Em setembro de 2019, o governo alemão lançou um abrangente pacote de medidas, a fim de implementar as metas da Comissão. E são metas ambiciosas. O governo pretende atingir, até 2050, o que se chama de neutralidade do efeito estufa, como consta no documento. As viagens de trem devem ficar mais baratas, as aéreas mais caras, e os sistemas de calefação a óleo devem ser completamente eliminados dos prédios. O maior item individual do Programa de Proteção Climática 2030 é, contudo, o abandono da energia gerada pelo carvão – e o segundo maior é a expansão das energias renováveis para 65% da produção até 2030.

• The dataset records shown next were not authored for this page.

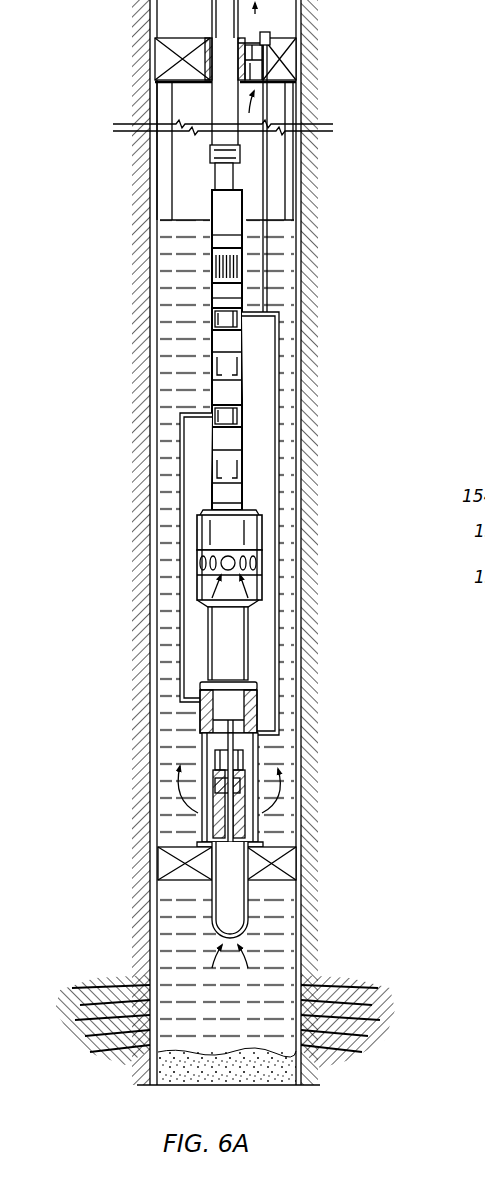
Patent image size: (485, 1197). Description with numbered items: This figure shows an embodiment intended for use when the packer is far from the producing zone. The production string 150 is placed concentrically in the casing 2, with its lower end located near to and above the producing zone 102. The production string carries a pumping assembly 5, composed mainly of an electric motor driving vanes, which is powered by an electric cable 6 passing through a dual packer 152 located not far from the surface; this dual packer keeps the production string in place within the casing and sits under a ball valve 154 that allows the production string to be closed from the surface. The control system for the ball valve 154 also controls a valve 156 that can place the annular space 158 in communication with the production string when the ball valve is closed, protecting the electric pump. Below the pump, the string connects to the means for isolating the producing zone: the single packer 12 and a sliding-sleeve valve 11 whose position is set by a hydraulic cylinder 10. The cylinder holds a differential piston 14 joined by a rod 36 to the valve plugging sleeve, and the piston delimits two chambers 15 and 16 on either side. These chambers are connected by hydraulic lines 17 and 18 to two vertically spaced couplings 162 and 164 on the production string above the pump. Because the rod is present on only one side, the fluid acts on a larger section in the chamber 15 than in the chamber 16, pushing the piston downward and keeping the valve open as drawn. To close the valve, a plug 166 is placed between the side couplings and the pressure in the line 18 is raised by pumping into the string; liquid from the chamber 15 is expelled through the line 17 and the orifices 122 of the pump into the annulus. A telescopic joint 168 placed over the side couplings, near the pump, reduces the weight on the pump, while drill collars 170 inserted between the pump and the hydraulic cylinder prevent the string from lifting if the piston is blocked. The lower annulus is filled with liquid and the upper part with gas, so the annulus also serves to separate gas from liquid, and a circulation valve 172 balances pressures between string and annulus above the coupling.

The casing 2 is at (152, 357).
The pumping assembly 5 is at (203, 522).
The electric cable 6 is at (267, 190).
The hydraulic cylinder 10 is at (212, 705).
The sliding-sleeve valve 11 is at (262, 790).
The single packer 12 is at (273, 873).
The piston 14 is at (215, 725).
The chamber 15 is at (228, 700).
The chamber 16 is at (210, 758).
The hydraulic line 17 is at (183, 583).
The hydraulic line 18 is at (280, 615).
The rod 36 is at (258, 768).
The producing zone 102 is at (137, 965).
The orifices 122 is at (207, 546).
The production string 150 is at (205, 292).
The dual packer 152 is at (163, 60).
The ball valve 154 is at (210, 25).
The valve 156 is at (205, 5).
The annular space 158 is at (168, 95).
The coupling 162 is at (243, 418).
The coupling 164 is at (212, 320).
The plug 166 is at (212, 368).
The telescopic joint 168 is at (240, 202).
The drill collars 170 is at (222, 648).
The sliding-sleeve valve 172 is at (244, 272).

 Dezenas de milhares de pessoas de toda a Alemanha participaram das manifestações de protesto para salvar a Floresta de Hambach. Dezenas de milhares de pessoas de toda a Alemanha participaram das manifestações de protesto para salvar a Floresta de Hambach. | Foto: © picture alliance/chromorange

As árvores são mais importantes que os empregos?

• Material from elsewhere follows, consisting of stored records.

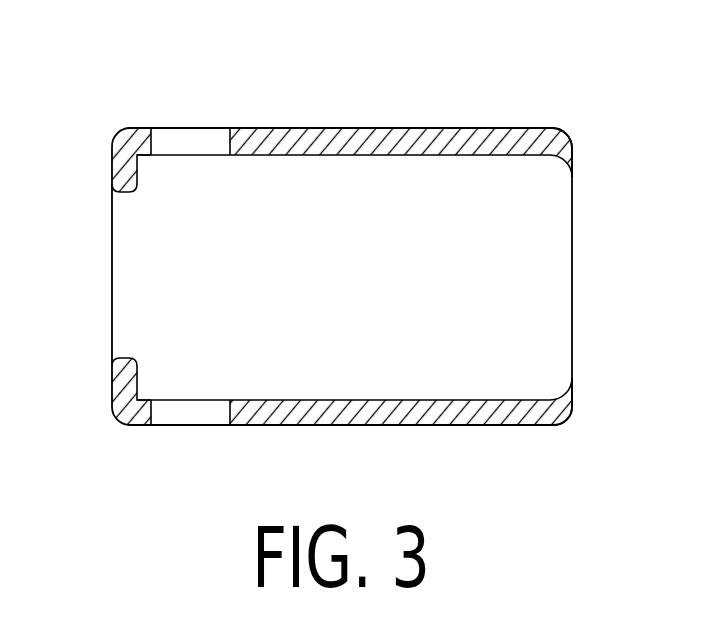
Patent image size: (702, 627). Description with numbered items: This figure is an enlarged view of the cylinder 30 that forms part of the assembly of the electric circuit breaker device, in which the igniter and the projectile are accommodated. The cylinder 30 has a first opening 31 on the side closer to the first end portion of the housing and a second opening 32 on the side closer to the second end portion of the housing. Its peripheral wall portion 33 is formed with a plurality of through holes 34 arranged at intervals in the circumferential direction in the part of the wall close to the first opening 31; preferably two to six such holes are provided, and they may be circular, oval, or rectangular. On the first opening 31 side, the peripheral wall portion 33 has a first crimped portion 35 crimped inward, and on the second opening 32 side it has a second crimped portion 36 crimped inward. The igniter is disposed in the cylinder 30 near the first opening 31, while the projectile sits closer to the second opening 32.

The cylinder 30 is at (340, 255).
The first opening 31 is at (122, 357).
The second opening 32 is at (558, 390).
The peripheral wall portion 33 is at (142, 128).
The through holes 34 is at (232, 408).
The first crimped portion 35 is at (120, 172).
The second crimped portion 36 is at (574, 155).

Apesar das claras metas estabelecidas, a mudança energética não vai ser fácil. O abandono do carvão é um assunto altamente controverso: enquanto oponentes do linhito pressionam por ações rápidas, a resistência é forte em outros segmentos da sociedade. As tensões emergiram na Floresta de Hambach, em 2018, quando uma área verde que faz fronteira com a mina de linhito de Etzweiler, na Renânia do Norte-Vestefália, foi designada para exploração de uma mina a céu aberto. Por semanas, centenas de ambientalistas e ativistas ocuparam a floresta ameaçada pelo desmatamento iminente, e dez mil manifestantes de toda a Alemanha viajaram até o local para dar seu apoio. Ao mesmo tempo, sindicatos e trabalhadores do setor de produção de linhito lutam para preservar seus empregos. A mudança energética está enfrentando reações também em outras regiões do país, como, por exemplo, em locais onde usinas eólicas deverão ser construídas. Moradores argumentam que os imensos rotores causam ruído e ameaçam o meio ambiente e o patrimônio cultural, e impetram inúmeras ações para impedir que os parques eólicos brotem em nas proximidades. Os processos de aprovação ficam estagnados, bloqueando a necessidade urgente de expandir o uso da energia eólica.

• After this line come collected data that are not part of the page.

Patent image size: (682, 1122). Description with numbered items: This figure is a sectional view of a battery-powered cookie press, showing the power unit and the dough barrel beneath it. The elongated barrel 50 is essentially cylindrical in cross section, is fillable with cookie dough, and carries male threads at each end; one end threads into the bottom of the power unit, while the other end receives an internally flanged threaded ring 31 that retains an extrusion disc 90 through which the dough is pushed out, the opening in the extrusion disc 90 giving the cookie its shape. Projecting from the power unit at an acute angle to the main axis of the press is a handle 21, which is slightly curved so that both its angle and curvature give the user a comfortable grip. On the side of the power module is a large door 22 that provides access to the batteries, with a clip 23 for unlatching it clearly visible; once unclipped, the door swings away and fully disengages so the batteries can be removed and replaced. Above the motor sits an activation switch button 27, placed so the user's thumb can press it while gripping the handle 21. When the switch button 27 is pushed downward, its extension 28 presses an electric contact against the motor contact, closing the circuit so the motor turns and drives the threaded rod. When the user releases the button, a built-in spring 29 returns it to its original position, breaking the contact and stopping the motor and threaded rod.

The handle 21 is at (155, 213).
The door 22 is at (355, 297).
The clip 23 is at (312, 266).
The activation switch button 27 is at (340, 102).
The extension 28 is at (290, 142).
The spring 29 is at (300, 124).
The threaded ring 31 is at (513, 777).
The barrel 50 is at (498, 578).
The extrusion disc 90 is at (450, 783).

abandono do carvão DE PEDRA como exemplo

No acalorado debate, é fácil perder de vista o progresso significativo que já foi feito. Observando a matriz das fontes de energia usadas na Alemanha em 2019, percebe-se que o carvão já perdeu há muito seu lugar de supremacia. Um estudo realizado pelo Instituto Fraunhofer para Sistemas de Energia Solar ISE concluiu que, na primeira metade de 2019, as usinas fotovoltaicas e eólicas eram as maiores fontes de eletricidade na Alemanha, produzindo conjuntamente mais eletricidade do que o carvão. Combinando essas fontes com água e biomassa, as energias renováveis contabilizaram mais da metade da produção da rede pública de geração energética. Além disso, com o abandono do carvão de pedra, uma parte da transição energética já foi concluída. A última mina alemã de carvão foi fechada em Bottrop em dezembro de 2018, encerrando assim as atividades daquela que foi a maior mina de carvão de pedra do país. Em seus áureos tempos, ela empregou mais de meio milhão de pessoas e produziu mais de 110 milhões de toneladas de carvão de pedra por ano. Depois disso, o carvão de pedra alemão perdeu sua competitividade internacional. Mais recentemente, mais de um bilhão de euros foram gastos por ano em subsídios para equilibrar a diferença de preço do carvão alemão no mercado internacional. Em 2007, o Parlamento Alemão decidiu estabelecer um cronograma para o abandono do já deficitário carvão de pedra.  A Fundação RAG foi criada no mesmo ano para regulamentar o fim dos subsídios e os custos contínuos que ele deixará. O abandono do carvão de pedra é visto como um exemplo a ser seguido, por ter levado em conta os danos ambientais e ter sido conduzido de maneira socialmente aceitável e economicamente segura.